The Ello Bill of Rights
Who remembers “Ello”? They were the anti-facebook that appeared on the internet about 12 months ago, and became the darling of the tech journalists for a few days. They promised freedom from the various shackles imposed by Twitter, Facebook, Google+, Tumblr, LinkedIn, and all the other big-name communication platforms.
I would like to write the line “Ello are back”, but they never really went away. I do wonderif theymight make it after all though. They have released a “Bill of Rights” for the users of their platform that makes refreshing reading when compared against the behaviour of the big social networks. Think about it -Facebook and Twitter's infrastructure is not worth their multi-billion dollar valuations – we are.
Rather than re-print their Bill of Rights, visit their site (https://bill-of-rights.ello.co/) and read it for yourself.
Will Ello make it? If they don't it won't be their own fault – it will be the fault of you and me – and the general internet populance. I know, because I've walked the same path.

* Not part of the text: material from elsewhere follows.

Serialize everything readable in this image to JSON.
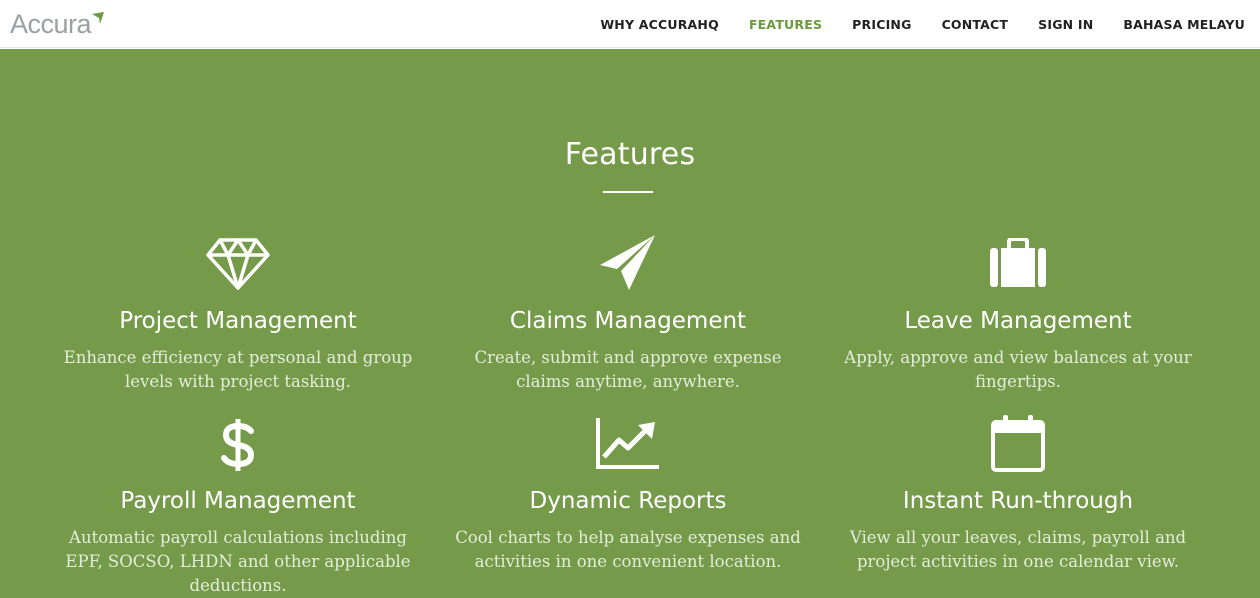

I built a prototype social network a couple of years ago single handed, mainly to address the common complaints I had heard of friends using Tumblr. I took elements of Tumblr, LiveJournal, and Pinterest to make something not entirely dissimilar to Ello. It had asymmetric friending, the option of friends only posts, markdown syntax, and a view of the firehose (which nobody seems keen on doing).
One day – about a week after the first elements went online – Tumblr went down. In the few hours that Tumblr was down, fifteen thousands people flooded in – thankfully my code stood up.
When Tumblr came back up, as quickly as everybody appeared, everybody wandered away again. Within 24 hours I had a ghost-town on my hands once more.
It was a huge lesson about the power of marketing – kind of validating the story that we've heard again and again over the years – the old “Betamax versus VHS” story – even Windows versus OS/2.
Anyway – good luck to Ello. Let's hope they find a way of making the system pay for itself before their runway of cash runs down. Their ideals and goals make an awful lot of sense – if they will make any difference at all is another story entirely.